1. How many unique records ?
There are multiple quizzes in the game, and you only end up taking a quiz if you miss one of the problems, so knowing how many unique players my 1,000 or so records represent isn’t as simple as dividing the number of players by X, where X is a fixed number of quizzes.
PROC FREQ DATA = mydata.quizzes NLEVELS ;
TABLES username ;
Gives me the number of unique usernames. If you were dying to know, in the quizzes file for Fish Lake it was 163.
2. Are there data entry problems?
We had a problem early in the history of the project where, when the internet was down, the local computer would keep trying to send the data to our server, so we would get 112 of the same record once the connection was back up.
Now, it is very likely that a player might have the same quiz recorded more than once. Failing it the first time, he or she would be redirected to study and then have a chance to try again. Still, a player shouldn’t have TOO many of the same quiz. I thought this problem had been fixed, but I wanted to check.
To check if we had the same quiz an excessive number of times, I simply did this :
PROC FREQ DATA= in.quizzes ;
TABLES username*quiztype / OUT=check (WHERE = (COUNT > 10)) ;
This creates an output data set of those usernames that had the same quiz more than 10 times.

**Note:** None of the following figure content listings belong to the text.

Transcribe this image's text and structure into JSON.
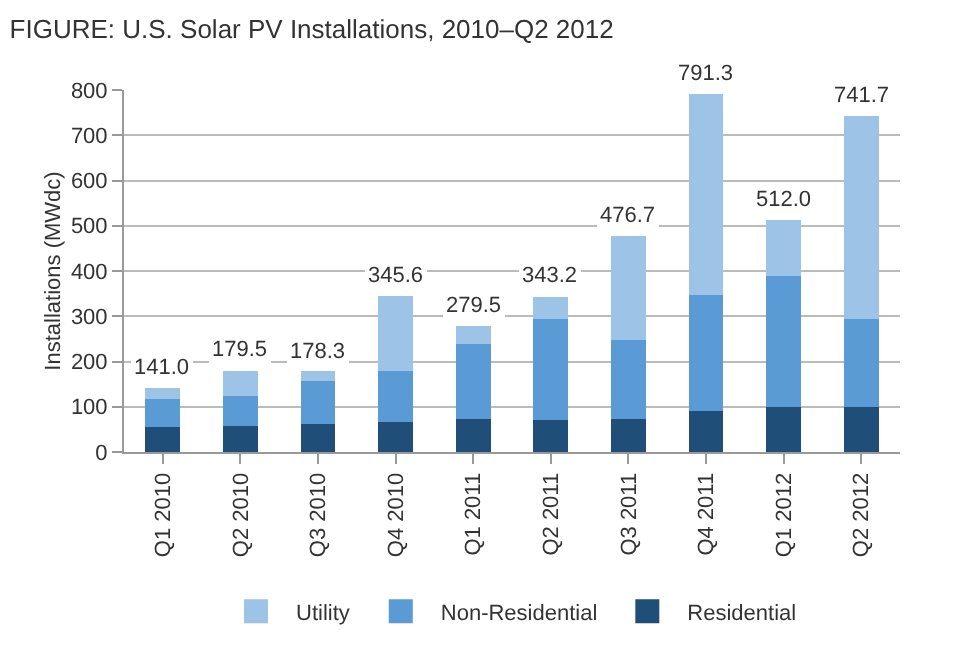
{
  "chart_data": {
    "type": "bar",
    "title": "FIGURE: U.S. Solar PV Installations, 2010–Q2 2012",
    "ylabel": "Installations (MWdc)",
    "categories": [
      "Q1 2010",
      "Q2 2010",
      "Q3 2010",
      "Q4 2010",
      "Q1 2011",
      "Q2 2011",
      "Q3 2011",
      "Q4 2011",
      "Q1 2012",
      "Q2 2012"
    ],
    "series": [
      {
        "name": "Residential",
        "color": "#1f4e79",
        "values": [
          56,
          58,
          62,
          66,
          73,
          71,
          74,
          91,
          99,
          99
        ]
      },
      {
        "name": "Non-Residential",
        "color": "#5b9bd5",
        "values": [
          61,
          65,
          94,
          112,
          165,
          222,
          173,
          256,
          290,
          194
        ]
      },
      {
        "name": "Utility",
        "color": "#9dc3e6",
        "values": [
          24,
          56.5,
          22.3,
          167.6,
          41.5,
          50.2,
          229.7,
          444.3,
          123,
          448.7
        ]
      }
    ],
    "stacked": true,
    "totals": [
      "141.0",
      "179.5",
      "178.3",
      "345.6",
      "279.5",
      "343.2",
      "476.7",
      "791.3",
      "512.0",
      "741.7"
    ],
    "ylim": [
      0,
      800
    ],
    "yticks": [
      0,
      100,
      200,
      300,
      400,
      500,
      600,
      700,
      800
    ],
    "grid": "y",
    "legend": "bottom"
  }
}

There were a few of these problems. The question then became how to identify and delete those without deleting the real quizzes. This took me to step 3.
3. The LAG function
The LAG function provides the value from the prior observation. Assuming that it would take at least 2 minutes for a quiz, I sorted the data by username, quiz type, number correct and the time. I assumed it would take a minimum of 120 seconds for even the fastest student to complete a study activity and complete a test for the second time. Using the code below, I was able to delete all duplicate quizzes that occurred due to dropped internet connections.
proc sort data = check4;
by username quiztype numcorrect date_time ;
data check5 ;
set check4 ;
lagu = lag(username) ;
lagq = lag(quiztype) ;
lagn = lag(numcorrect) ;
lagd = lag(dt) ;
if lagu = username & lagq = quiztype & lagn = numcorrect then ddiff = dt – lagd ;
if ddiff ne . & ddiff < 120 then delete ;
Having finished off my data cleaning in record time, I’m now ready to do more PROC FREQ ‘ ing for data analysis – tomorrow.
(Actually, being 12:22 am, I guess it is technically tomorrow now.)